THURSDAY, DECEMBER 16, 2010.
Newsweek Article: Bullying and Empathy (Kate Altman, M.S.)[figura]
Newsweek offers an article on how schools are using empathy-training programs in an effort to reduce bullying in schools: http://www.newsweek.com/2010/12/15/can-schools-teach-kids-not-to-bully.html
The effective_____ of such programs is unclear at this point, and experts are divided on whether it makes more sense to offer the programs to young children (elementary school age) or older children (middle school age) (both, is probably the answer). High school kids are simply difficult to reach logistically, since they all have different schedules all day. Unsurprisingly, some experts have found that the most important component to empathy training is to include the parents.
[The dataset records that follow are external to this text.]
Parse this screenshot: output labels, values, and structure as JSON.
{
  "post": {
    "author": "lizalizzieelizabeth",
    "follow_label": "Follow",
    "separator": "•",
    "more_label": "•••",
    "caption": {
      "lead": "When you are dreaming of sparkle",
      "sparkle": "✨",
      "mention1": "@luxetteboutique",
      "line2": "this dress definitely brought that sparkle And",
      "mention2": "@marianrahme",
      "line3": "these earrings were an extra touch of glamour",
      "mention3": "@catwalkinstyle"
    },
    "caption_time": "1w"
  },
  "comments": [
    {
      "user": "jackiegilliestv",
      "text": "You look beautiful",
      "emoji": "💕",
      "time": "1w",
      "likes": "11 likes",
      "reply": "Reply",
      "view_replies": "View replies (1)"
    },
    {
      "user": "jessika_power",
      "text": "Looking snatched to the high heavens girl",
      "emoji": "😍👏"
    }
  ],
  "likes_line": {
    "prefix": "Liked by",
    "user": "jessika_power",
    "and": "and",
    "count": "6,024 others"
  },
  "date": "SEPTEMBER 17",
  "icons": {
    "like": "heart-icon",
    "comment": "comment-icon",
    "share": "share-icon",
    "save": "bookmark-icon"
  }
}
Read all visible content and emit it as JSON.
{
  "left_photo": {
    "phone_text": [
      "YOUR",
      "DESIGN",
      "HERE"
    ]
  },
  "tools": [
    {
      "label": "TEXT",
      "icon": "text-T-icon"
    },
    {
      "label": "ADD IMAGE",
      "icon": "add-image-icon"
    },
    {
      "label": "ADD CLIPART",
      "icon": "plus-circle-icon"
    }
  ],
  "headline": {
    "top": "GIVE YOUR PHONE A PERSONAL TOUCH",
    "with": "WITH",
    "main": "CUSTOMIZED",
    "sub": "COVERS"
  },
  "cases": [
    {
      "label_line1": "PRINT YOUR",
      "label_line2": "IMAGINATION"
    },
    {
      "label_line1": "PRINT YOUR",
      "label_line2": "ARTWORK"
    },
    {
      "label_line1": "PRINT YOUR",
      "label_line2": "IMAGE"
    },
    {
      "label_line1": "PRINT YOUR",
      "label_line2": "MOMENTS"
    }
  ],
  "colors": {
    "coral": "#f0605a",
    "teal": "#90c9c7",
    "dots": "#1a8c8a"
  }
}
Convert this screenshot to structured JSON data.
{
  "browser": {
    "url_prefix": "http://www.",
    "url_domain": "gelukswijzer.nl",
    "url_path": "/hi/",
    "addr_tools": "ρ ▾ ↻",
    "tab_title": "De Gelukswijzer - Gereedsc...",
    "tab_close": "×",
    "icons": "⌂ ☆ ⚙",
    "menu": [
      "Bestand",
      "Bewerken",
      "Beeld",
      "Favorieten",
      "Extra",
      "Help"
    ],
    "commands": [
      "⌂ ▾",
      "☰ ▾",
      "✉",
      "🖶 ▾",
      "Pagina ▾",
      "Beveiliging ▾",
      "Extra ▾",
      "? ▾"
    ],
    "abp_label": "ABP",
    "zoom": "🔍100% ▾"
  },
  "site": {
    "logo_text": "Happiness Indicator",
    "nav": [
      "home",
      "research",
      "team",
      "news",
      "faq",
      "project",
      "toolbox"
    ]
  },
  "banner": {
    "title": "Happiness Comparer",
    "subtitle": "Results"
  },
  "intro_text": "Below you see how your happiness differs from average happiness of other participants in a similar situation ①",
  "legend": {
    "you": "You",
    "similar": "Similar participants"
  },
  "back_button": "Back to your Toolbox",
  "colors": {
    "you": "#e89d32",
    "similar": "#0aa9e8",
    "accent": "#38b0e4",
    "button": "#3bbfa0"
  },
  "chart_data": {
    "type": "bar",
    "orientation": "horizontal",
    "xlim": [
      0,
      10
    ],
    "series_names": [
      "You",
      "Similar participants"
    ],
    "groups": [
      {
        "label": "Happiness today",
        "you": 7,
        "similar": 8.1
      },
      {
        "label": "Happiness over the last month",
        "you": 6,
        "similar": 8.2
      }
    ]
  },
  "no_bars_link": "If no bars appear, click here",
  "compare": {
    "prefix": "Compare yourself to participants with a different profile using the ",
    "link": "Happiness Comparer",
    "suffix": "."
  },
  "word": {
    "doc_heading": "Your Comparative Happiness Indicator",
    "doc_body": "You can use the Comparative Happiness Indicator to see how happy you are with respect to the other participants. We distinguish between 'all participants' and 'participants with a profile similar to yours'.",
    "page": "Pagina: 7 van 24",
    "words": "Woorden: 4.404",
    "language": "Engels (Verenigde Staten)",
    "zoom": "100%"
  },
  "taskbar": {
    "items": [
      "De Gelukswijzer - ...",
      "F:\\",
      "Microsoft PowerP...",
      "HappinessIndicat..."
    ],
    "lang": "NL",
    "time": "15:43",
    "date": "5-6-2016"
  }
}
In assessing these programs and the broader issues of empathy-training and bullying, there are multiple factors to consider and no clear answers. First of all, empathy is one of the most difficult and least-understood skills we can develop – adults and kids alike. Empathy is the process of viewing and understanding the world through another’s experience, and it is often confused with sympathy, which is, essentially, compassion and lacks the ―walking in another’s shoes‖ component (which is not to say it is not an admirable trait, it’s just different from empathy). Developmentally, children may not be able to truly understand and practice empathy until they are closer to the pre-teen years, but introducing the concept early and often is a good primer for its later development.
Another big question to consider: are programs focused on empathy simply band-aids on much larger, more systemic problems? Why are kids bullying other kids in the first place? What family issues, societal issues, educational issues, are contributing to the need/urge to humiliate and attack other children for some sort of personal gain and satisfaction? My guess is that for many kids, participating in a brief (or even a few brief) empathy-skills seminars simply is not enough, and will not get at the root(s) of the problems(s), no matter how young they are when the programs begin.
I’m not saying that the programs are not a good idea. I imagine that they have a lot of benefits and could especially help kids who would not necessarily be bullies themselves, but may have quietly stood by while witnessing bullying, to become more confident about standing up to/reporting bullies. However, to truly reduce bullying, society and schools need to find ways to identify and work with aggressive children and their families from a young age — to troubleshoot factors (from not having basic needs met, to divorce, to models of aggression in the home, etc.) that contribute to triggering aggressive behavior. Such an approach would be expensive and time-consuming and would command a lot of schools’ resources, but it is hard to imagine a more lightweight approach being nearly as effective.